Andora, soddisfazione del sindaco Demichelis per l’ok alla riqualificazione di Borgata Castello

– “Innovativo e realizzabile. Sono le caratteristiche del nostro progetto che credo abbiano fatto la differenza agli occhi del Nucleo di Valutazione. Siamo riusciti a dimostrare, con una progettazione seria, già a un livello avanzato e sostenuta da un PUO già approvato, che è possibile realizzare nei tempi previsti dal PNRR, un recupero urbanistico e residenziale della Borgata, rispettoso della sua storia, ma soprattutto che la nostra riqualificazione dava al Borgo la concreta possibilità di ospitare edilizia sociale, progetti di inclusione sociale e far diventare l’area un polo culturale e turistico di grande attrattiva: è previsto il recupero dei monumenti, la creazione di un parco botanico, un parco agricolo esperienziale, un polo museale di alto livello che promuova la cultura anche con l’utilizzo di tecnologie tipiche dei videogiochi” così il Sindaco Mauro Demichelis alla notizia che il progetto presentato dal Comune di Andora ha superato la fase istruttoria del Nucleo di Valutazione e la proposta “Borgo Castello – Ricordare il passato per costruire il futuro” sarà il progetto pilota di rigenerazione culturale, sociale e economica dei borghi abbandonati o a rischio di abbandono, il cui progetto di fattibilità verrà inviato al Ministero della Cultura, affinché, previo giudizio del Mic, possa ricevere il finanziamento da 20 milioni di euro.

Pubblicità

“Castello è una splendida borgata, addormentata da decenni, che ora ha concrete possibilità di ritrovare un assetto urbano rispettoso della sua storia – spiega ancora Mauro Demichelis – sarà ripopolata grazie al recupero di ruderi esistenti con un incremento di 109 unità abitative, nel rispetto dell’ambiente.
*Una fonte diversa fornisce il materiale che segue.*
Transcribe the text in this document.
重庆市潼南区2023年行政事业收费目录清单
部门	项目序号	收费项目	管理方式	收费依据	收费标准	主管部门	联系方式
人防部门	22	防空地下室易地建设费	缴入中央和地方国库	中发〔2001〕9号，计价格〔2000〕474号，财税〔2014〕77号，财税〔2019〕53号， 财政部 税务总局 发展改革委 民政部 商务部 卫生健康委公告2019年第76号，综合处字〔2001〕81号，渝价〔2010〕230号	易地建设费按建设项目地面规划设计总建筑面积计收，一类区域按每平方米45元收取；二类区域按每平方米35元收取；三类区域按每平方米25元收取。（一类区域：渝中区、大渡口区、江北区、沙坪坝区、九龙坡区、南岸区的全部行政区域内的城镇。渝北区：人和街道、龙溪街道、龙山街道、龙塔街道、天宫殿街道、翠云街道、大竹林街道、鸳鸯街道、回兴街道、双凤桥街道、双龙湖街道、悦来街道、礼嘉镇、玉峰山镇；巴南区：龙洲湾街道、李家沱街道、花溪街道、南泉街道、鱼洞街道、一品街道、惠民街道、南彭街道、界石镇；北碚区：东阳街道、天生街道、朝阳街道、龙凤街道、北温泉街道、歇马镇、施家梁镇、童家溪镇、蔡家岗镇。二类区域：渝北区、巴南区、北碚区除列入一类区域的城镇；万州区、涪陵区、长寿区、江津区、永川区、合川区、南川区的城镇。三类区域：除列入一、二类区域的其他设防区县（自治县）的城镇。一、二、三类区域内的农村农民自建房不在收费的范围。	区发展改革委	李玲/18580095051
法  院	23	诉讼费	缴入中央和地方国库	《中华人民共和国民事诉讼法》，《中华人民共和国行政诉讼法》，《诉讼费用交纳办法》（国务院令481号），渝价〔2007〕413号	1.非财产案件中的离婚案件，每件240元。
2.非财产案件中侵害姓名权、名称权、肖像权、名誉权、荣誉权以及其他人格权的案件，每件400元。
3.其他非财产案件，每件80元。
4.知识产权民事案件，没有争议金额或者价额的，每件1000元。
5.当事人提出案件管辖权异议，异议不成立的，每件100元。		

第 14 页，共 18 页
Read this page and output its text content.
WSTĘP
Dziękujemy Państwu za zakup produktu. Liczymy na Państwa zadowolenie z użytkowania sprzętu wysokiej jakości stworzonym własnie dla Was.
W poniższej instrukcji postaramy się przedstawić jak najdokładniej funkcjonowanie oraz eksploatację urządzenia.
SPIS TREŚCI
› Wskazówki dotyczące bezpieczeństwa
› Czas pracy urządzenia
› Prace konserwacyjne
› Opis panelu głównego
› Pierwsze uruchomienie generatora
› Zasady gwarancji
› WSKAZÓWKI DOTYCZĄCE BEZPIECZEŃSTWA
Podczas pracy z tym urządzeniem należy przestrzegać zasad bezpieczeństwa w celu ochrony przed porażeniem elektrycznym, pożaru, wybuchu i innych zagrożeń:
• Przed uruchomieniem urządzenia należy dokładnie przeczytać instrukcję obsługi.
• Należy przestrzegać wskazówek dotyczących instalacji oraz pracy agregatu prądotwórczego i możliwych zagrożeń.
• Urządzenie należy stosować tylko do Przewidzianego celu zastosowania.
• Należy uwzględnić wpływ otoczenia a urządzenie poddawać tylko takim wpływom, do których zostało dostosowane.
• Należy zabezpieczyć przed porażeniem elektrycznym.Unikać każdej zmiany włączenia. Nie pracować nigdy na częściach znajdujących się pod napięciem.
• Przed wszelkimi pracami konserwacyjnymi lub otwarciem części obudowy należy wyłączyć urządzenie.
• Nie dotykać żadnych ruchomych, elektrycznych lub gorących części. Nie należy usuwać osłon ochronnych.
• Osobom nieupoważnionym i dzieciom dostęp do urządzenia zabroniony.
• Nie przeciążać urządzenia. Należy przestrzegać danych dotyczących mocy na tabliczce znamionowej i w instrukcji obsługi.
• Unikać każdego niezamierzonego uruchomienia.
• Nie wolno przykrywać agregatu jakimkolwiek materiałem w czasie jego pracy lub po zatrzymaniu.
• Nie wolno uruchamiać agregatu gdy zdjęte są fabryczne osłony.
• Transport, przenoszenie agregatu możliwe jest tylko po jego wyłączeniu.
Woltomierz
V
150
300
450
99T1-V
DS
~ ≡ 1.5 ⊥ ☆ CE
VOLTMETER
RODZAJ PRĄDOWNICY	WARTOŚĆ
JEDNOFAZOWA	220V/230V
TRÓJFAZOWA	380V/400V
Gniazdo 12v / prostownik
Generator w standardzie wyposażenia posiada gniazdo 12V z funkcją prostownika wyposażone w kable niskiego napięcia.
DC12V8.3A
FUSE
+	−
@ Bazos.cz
Nel complesso monumentale e nell’orto botanico, potranno essere avviate attività fortemente attrattive con indubbie ricadute occupazionali e sull’economia di Andora e del comprensorio. Se ci sarà l’ok definitivo del Ministero, per la prima volta in Italia la tecnologia 3D, utilizzata per le animazioni ed i videogiochi, sarà messa al servizio della promozione culturale. Il Paraxo, sarà completamente restaurato e proporrà mostre d’arte di altissimo livello. La tecnologia 3D dinamica permetterà ai visitatori di vivere esperienze interattive e vedere come erano in origine gli interni del castello e i personaggi che lo popolavano”.

Anche la antica tradizione agricola avrà il suo risalto grazie ad un progetto di recupero e apertura al pubblico del grande orto botanico che circonda l’abitato storico.

Pubblicità

“Si proporrà ai turisti un’esperienza diretta delle tecniche dell’agricoltura tradizionale e bio, a contatto con le coltivazioni e in ambienti che ricostruiranno le antiche aziende rurali. Visitando le zone ove ci sono piante esotiche si potrà viaggiare in 3D nei luoghi di provenienza – chiarisce ancora Demichelis – Interventi di restauro interesseranno anche la chiesa dei SS Giacomo e Filippo. Sarà sviluppata la ricettività anche con un albergo diffuso e una locanda. L’accesso al Borgo sarà green grazie ad un impianto di salita a basso impatto ambientale. Completato l’intervento, ci potranno essere prospettive di lavoro per i laureati in materie legate alla valorizzazione e all’accoglienza nei luoghi d’arte, per le professionalità tipiche della ricettività alberghiera e della ristorazione, ma anche per le specializzazioni in ambito agricolo e botanico, senza contare l’indotto legato agli eventi artistici e culturali. Abbiamo raggiunto questo importante risultato grazie ad un lavoro di squadra, fra pubblico e privato, motivati dal desiderio di creare qualcosa di unico capace di dare un futuro ad un luogo magico che amiamo e di creare benessere anche nel comprensorio” conclude il Sindaco di Andora.